The European Commission has stated that it welcomes a decision of Turkey’s Constitutional Court partially annulling a highly controversial law to restructure the Supreme Board of Judges and Prosecutors (HSYK).

In a written statement to Today’s Zaman, Peter Stano, spokesman for European Commissioner for Enlargement and Neighborhood Policy Stefan Fule, said: “The Commission has expressed serious concerns regarding the potential impact of the amended law on the independence of the judiciary and the separation of powers in Turkey. We understand that the Constitutional Court has found that provisions transferring certain powers from the Plenary to the Minister of Justice are against the Turkish Constitution.
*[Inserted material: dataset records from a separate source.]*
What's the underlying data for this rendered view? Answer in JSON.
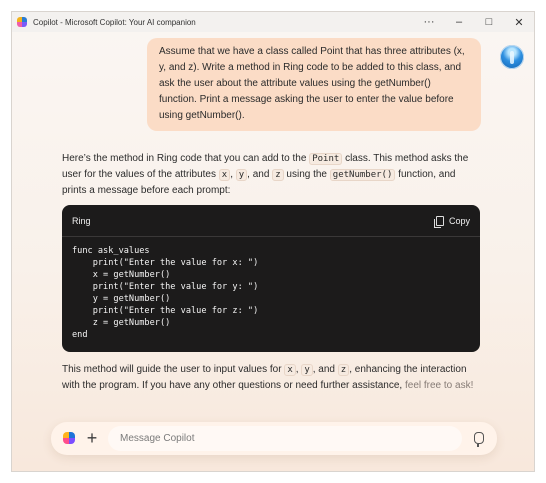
{
  "window": {
    "title": "Copilot - Microsoft Copilot: Your AI companion",
    "controls": [
      "···",
      "–",
      "□",
      "✕"
    ]
  },
  "user_message": "Assume that we have a class called Point that has three attributes (x, y, and z). Write a method in Ring code to be added to this class, and ask the user about the attribute values using the getNumber() function. Print a message asking the user to enter the value before using getNumber().",
  "response": {
    "intro_1": "Here’s the method in Ring code that you can add to the",
    "chip_point": "Point",
    "intro_2": "class. This method asks the user for the values of the attributes",
    "chip_x": "x",
    "comma1": ",",
    "chip_y": "y",
    "and1": ", and",
    "chip_z": "z",
    "intro_3": "using the",
    "chip_getnumber": "getNumber()",
    "intro_4": "function, and prints a message before each prompt:",
    "code": {
      "language": "Ring",
      "copy_label": "Copy",
      "source": "func ask_values\n    print(\"Enter the value for x: \")\n    x = getNumber()\n    print(\"Enter the value for y: \")\n    y = getNumber()\n    print(\"Enter the value for z: \")\n    z = getNumber()\nend"
    },
    "outro_1": "This method will guide the user to input values for",
    "outro_chip_x": "x",
    "outro_comma": ",",
    "outro_chip_y": "y",
    "outro_and": ", and",
    "outro_chip_z": "z",
    "outro_2": ", enhancing the interaction with the program. If you have any other questions or need further assistance,",
    "outro_3": "feel free to ask!"
  },
  "composer": {
    "placeholder": "Message Copilot",
    "value": ""
  },
  "icons": {
    "app": "copilot-logo-icon",
    "avatar": "user-avatar-icon",
    "plus": "plus-icon",
    "mic": "microphone-icon",
    "copy": "copy-icon"
  }
}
In this respect we welcome the decision of the Court.”

The HSYK law represents a major step back from a government-proposed constitutional referendum in 2010 that brought a more democratic and pluralistic structure to the HSYK, by which most members would be elected by the 12,000 members of the HYSK. With the new law, judges and prosecutors are required to have 20 years of experience as a prerequisite for HSYK membership. In this way, young judges and prosecutors will be prevented from becoming members of the board.

A deepening conflict between the Justice and Development Party (AK Party) government and the Constitutional Court took on a new dimension on Saturday when Prime Minister Recep Tayyip Erdogan directed harsh criticism at the court’s judges over some of their recent rulings, while the court’s top judge responded to the prime minister, saying court members are simply doing their job.
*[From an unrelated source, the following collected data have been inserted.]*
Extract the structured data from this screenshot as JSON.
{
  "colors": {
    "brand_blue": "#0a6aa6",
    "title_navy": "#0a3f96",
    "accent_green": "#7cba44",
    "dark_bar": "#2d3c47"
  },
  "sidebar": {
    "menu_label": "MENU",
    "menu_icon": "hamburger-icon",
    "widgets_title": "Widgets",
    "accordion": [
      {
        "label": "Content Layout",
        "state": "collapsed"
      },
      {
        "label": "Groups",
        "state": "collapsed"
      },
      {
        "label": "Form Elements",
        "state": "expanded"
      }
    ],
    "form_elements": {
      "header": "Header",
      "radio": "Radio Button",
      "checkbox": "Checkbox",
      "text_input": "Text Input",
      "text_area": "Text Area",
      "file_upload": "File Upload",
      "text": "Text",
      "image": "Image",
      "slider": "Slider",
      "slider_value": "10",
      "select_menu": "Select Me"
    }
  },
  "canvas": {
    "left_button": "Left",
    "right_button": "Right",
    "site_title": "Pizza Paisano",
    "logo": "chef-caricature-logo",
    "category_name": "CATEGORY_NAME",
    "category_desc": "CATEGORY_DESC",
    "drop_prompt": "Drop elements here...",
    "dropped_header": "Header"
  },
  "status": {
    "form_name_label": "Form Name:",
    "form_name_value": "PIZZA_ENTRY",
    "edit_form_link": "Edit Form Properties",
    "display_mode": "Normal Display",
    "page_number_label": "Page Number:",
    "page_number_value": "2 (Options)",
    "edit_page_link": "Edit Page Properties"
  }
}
On April 2 the Constitutional Court ordered that access to Twitter be restored, calling the two-week ban on the social media platform a violation of the right to free expression. Twitter was blocked after the prime minister expressed his dislike of the microblogging site after several users posted audio recordings related to an investigation into government corruption that became public with police raids and detentions carried out on Dec. 17, 2013.

Erdogan harshly criticized the court after the ruling, saying he did not respect the decision.

On April 11 the Constitutional Court partially annulled parts of the HSYK law that gives the justice minister sweeping powers over the board. The court’s decision was published in the Official Gazette on April 12.